I expect that most people, at some point in their lives, have asked themselves the question, ‘If I were making a low-budget movie featuring undead beavers as a major plot element, how would I go about realising this?’ The makers of Zombeavers decided to go with glove puppets. The glove puppet zombie beaver is actually a reasonable success, as this is supposed to be a comedy film and it is almost certainly the funniest thing in it so far. However, it is not that funny.

It turns out the industrial waste has produced a whole lake full of undead beavers, which are now hungry for the flesh and blood of blandly attractive young American folk. Even worse, they find themselves trapped, as the zombie beavers have blocked the road back to civilisation by felling trees across it. Barricading themselves into the cabin is not an ideal solution as the beavers show every sign of being able to chew their way through the walls. What are a bunch of extremely thinly-scripted young people to do in this situation?

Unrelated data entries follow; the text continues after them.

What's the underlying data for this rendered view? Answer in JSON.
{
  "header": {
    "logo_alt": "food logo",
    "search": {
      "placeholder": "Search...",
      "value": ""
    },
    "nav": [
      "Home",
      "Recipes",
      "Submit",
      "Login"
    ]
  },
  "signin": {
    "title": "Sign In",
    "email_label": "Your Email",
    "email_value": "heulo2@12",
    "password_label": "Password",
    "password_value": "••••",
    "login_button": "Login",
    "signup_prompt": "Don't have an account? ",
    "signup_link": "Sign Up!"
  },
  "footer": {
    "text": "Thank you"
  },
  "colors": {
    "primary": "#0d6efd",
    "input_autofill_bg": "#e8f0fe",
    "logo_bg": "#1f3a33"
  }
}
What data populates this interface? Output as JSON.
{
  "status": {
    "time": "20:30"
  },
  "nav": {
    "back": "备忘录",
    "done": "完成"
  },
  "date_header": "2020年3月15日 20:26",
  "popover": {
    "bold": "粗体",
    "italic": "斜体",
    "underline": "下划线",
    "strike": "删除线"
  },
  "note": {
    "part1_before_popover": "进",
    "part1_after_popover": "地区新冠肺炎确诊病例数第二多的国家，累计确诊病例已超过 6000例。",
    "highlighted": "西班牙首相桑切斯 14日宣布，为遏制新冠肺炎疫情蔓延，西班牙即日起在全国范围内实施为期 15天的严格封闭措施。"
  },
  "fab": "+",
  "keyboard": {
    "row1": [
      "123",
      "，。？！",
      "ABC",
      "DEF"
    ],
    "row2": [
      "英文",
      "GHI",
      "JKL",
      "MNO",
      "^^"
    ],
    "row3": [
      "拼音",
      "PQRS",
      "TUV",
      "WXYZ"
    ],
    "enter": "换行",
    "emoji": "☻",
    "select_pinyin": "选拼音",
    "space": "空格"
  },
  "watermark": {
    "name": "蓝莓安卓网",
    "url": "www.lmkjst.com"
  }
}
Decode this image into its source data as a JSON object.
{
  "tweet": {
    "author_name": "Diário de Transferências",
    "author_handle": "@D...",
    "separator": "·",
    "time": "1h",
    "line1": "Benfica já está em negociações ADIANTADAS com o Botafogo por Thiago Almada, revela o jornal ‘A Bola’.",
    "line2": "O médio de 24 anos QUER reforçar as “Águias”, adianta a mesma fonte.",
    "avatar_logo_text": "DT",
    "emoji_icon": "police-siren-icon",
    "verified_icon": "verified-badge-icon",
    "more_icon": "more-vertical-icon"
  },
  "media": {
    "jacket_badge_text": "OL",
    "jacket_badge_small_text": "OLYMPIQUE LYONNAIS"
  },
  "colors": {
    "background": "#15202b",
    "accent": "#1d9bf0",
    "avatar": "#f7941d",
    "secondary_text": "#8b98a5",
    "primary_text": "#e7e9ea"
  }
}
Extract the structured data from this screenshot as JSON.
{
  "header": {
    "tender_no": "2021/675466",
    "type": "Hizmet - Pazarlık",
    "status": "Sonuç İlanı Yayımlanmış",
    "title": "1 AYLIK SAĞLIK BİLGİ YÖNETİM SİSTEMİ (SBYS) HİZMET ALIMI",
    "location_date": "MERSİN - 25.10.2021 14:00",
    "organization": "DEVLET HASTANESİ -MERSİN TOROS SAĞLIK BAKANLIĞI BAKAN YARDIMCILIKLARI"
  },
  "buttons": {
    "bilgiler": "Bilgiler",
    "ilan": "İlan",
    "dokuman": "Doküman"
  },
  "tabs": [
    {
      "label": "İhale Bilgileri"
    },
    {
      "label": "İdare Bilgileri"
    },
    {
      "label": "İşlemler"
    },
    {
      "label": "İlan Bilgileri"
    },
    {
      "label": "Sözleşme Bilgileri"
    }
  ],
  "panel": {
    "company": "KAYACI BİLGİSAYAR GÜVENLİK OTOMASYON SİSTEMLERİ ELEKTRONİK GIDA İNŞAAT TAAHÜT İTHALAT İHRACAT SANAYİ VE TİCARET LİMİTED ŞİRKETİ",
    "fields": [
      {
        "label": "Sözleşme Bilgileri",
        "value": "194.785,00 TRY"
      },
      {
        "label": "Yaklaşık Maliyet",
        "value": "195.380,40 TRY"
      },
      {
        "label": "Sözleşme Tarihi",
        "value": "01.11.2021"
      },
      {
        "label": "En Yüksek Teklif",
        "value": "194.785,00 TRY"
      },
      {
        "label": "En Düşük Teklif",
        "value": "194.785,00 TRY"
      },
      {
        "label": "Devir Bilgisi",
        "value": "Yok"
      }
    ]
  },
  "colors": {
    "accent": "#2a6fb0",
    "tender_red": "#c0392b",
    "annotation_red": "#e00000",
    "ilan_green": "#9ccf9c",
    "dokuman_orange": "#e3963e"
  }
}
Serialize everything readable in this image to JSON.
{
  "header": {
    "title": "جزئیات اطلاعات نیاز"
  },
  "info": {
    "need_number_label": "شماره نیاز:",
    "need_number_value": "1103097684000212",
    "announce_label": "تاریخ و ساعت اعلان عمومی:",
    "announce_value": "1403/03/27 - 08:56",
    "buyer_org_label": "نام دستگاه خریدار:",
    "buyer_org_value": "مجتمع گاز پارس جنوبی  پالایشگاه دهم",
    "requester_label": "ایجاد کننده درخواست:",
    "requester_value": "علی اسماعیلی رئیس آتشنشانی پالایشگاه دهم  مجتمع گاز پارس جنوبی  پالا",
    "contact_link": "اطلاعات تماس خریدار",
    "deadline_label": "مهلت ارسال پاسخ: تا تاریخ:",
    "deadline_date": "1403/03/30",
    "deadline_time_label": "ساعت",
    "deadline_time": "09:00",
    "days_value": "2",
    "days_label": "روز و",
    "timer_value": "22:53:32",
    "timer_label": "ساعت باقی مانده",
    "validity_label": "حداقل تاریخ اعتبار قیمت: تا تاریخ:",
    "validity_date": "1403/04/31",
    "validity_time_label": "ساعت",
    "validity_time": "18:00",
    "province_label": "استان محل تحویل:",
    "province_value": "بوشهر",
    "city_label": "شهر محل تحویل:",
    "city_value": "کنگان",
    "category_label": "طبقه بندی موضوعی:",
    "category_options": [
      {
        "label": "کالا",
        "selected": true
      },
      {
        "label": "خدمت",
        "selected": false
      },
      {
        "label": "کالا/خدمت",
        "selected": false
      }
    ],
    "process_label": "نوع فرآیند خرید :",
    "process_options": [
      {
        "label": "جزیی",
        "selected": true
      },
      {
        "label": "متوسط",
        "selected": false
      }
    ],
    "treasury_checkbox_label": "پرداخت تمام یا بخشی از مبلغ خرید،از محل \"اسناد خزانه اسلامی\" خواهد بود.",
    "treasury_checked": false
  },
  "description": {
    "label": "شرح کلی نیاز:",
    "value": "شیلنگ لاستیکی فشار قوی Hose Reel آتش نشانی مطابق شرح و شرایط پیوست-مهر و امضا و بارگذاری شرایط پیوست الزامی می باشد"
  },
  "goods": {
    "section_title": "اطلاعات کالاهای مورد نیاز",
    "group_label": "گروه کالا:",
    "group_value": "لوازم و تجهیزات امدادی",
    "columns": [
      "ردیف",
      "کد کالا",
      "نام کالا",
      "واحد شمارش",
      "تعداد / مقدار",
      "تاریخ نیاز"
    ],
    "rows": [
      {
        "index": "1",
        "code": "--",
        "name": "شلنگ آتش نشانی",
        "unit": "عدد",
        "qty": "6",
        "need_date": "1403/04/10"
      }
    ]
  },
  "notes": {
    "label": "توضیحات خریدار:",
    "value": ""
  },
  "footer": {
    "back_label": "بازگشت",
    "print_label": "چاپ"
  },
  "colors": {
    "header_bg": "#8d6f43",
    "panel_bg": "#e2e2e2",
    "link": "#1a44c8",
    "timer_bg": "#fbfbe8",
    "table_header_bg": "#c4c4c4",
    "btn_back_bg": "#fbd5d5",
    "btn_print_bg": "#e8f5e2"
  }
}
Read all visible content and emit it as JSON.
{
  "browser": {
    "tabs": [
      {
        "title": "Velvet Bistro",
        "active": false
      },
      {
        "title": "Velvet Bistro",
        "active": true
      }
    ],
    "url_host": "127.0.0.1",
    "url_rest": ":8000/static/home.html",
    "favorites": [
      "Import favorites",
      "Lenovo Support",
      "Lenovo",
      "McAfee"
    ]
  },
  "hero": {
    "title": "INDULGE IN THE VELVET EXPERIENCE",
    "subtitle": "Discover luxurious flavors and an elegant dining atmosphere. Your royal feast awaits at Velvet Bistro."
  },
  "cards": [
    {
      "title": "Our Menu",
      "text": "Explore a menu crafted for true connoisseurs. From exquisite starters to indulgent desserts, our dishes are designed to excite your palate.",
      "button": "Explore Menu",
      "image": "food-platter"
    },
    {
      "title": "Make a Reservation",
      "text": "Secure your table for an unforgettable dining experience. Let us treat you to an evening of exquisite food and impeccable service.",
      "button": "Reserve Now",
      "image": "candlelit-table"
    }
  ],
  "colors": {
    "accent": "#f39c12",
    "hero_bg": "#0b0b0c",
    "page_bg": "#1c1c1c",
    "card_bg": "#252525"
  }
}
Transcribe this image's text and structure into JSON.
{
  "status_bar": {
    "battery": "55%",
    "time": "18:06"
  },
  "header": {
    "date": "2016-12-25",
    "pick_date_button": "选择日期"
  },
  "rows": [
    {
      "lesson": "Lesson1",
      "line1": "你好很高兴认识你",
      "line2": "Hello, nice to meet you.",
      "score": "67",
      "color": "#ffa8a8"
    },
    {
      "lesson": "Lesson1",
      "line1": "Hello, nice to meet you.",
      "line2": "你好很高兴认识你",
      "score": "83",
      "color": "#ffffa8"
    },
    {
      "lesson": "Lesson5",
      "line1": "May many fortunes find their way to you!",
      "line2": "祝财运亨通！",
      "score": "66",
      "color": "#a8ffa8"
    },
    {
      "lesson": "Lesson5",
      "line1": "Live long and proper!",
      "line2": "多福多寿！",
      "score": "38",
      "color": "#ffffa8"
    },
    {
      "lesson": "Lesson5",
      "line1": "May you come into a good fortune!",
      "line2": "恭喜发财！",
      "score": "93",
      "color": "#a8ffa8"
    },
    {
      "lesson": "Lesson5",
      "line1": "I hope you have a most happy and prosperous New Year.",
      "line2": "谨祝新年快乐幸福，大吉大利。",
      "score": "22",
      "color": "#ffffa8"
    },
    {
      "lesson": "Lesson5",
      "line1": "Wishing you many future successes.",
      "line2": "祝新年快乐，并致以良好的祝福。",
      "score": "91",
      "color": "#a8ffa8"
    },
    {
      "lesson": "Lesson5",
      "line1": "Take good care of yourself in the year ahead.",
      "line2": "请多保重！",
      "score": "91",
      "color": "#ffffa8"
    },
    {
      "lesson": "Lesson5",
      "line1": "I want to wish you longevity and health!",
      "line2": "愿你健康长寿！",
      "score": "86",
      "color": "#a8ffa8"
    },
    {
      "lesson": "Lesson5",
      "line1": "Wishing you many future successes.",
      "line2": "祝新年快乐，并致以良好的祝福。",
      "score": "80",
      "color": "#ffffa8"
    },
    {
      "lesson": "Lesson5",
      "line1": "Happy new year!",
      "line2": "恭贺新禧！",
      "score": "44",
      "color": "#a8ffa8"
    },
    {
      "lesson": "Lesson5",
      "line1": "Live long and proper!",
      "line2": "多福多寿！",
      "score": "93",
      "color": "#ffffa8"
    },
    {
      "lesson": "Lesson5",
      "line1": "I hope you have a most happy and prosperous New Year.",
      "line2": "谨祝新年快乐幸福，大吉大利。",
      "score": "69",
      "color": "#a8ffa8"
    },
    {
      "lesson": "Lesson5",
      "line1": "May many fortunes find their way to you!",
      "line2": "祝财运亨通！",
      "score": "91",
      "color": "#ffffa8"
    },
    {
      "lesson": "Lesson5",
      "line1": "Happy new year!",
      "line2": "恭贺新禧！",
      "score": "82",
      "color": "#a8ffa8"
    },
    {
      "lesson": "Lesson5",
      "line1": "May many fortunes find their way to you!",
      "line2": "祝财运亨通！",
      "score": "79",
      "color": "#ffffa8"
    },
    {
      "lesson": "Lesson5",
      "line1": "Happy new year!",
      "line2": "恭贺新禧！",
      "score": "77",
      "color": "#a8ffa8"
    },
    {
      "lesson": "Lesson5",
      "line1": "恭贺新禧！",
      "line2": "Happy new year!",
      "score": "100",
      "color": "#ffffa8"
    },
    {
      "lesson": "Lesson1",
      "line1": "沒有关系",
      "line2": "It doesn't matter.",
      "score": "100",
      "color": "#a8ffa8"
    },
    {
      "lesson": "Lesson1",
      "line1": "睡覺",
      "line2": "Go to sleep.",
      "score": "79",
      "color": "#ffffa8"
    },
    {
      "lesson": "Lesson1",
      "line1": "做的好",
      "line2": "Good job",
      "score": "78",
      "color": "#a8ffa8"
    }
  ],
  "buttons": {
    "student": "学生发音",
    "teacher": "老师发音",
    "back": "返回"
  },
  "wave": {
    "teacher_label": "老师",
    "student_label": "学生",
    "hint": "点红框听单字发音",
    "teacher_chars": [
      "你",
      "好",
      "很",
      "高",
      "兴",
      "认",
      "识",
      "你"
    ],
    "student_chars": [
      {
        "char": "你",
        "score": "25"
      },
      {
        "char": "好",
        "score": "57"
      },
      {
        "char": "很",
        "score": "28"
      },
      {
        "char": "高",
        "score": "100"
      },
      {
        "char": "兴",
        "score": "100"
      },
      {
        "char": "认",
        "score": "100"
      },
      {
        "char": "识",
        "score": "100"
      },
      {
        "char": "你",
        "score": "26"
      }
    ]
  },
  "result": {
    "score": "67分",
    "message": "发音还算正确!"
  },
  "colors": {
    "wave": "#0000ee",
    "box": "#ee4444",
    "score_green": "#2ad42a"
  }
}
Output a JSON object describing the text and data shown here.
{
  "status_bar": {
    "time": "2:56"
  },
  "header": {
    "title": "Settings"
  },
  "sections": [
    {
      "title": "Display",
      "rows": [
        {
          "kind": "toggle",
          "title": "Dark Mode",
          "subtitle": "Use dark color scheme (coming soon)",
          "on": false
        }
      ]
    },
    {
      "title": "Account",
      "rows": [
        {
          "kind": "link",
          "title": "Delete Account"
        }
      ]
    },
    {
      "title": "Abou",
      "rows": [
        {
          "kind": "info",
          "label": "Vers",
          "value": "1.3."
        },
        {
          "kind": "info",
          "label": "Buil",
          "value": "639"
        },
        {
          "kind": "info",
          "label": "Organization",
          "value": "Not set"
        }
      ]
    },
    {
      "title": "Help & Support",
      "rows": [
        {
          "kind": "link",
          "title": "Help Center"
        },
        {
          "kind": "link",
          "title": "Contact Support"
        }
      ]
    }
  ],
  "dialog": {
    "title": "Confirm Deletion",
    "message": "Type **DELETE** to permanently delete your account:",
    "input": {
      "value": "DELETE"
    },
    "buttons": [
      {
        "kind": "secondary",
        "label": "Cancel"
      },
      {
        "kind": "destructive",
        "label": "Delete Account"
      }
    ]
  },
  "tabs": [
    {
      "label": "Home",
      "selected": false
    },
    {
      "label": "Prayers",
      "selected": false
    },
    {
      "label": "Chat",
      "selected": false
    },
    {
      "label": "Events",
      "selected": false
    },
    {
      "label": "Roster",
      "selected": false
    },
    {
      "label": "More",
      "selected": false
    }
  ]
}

Well, anyway: this is a crappy movie. In my defense, and it’s a thin one as I will freely admit, I was lured in by the commercial, which focused very much on the glove puppet zombie beavers. These are, I will say again, the best thing in the movie. Are they sufficient reason to watch the whole thing? I suspect not. I would say, just watch a clip, maybe one of the sequence where they start gnawing up through the floorboards and get splattered by two of the surviving cast like a gory version of whack-a-mole. Just watch that and then do something more worthwhile with the rest of your evening, like staring at the wall.

You can see that the intention with this movie was to do something along the lines of The Evil Dead meets The Killer Shrews. The Killer Shrews, I should say, is not a great movie. It has bad acting, risible monsters, and contains problematic racism. But not only is it just as funny as Zombeavers, it also works better as a horror movie, because it’s doing its best not to admit to being a lousy low-budget film. It confesses to its weaknesses because it has no choice. Zombeavers, on the other hand, doesn’t include rubbish glove-puppet monsters because it has no choice, and then try to work around them as much as possible. It has rubbish-glove puppet monsters because it thinks this will be funny, and the camera dwells on them cheerfully for this reason. What’s killingly funny in an unintentional comedy doesn’t work nearly as well in an actual comedy.

Part of the problem is that Zombeavers can’t decide whether it wants to be a spoof of low-budget horror films or an actual horror-comedy itself, because they’re not the same thing. It’s much more committed to traditional elements of the form, like excessive gore and gratuitous sex and T&A, than a film like The Final Girls (a genuinely funny and inventive take on horror movie conventions), but this feels like an attempt to impress through excess, something which is an extension of the film’s attempts to get laughs by shocking the audience. There are times when it’s just trying to be funny, but there’s never a moment when it’s sincerely trying to be genuinely scary.

It kind of stumbles through its hour-and-a-half or whatever the run-time is; the glove-puppet beavers run out of mileage before this and so they have to resort to a gag where anyone bitten by a zombie beaver doesn’t just turn into a zombie, they turn into a zombie with huge buck teeth and a big flat tail. Again, once you’re past the initial gag this doesn’t really go anywhere, and the human-beaver hybrid prosthetics are a lot less funny than the glove-puppets were.

The problem, finally, is that Zombeavers is so knowingly and carefully stupid that it doesn’t work as anything but a trashy, lowest-common-denominator comedy, but it’s not consistently funny enough to work as one of those, either. You can see the cast trying to do their best with it, and the gag reel at the end certainly indicates they had fun making the movie, but even including the gag reel was probably a mistake. It’s never a good thing when the people making a movie are clearly having more fun than you are watching it. This movie is just about as stupid as the title suggests, but a lot less entertaining.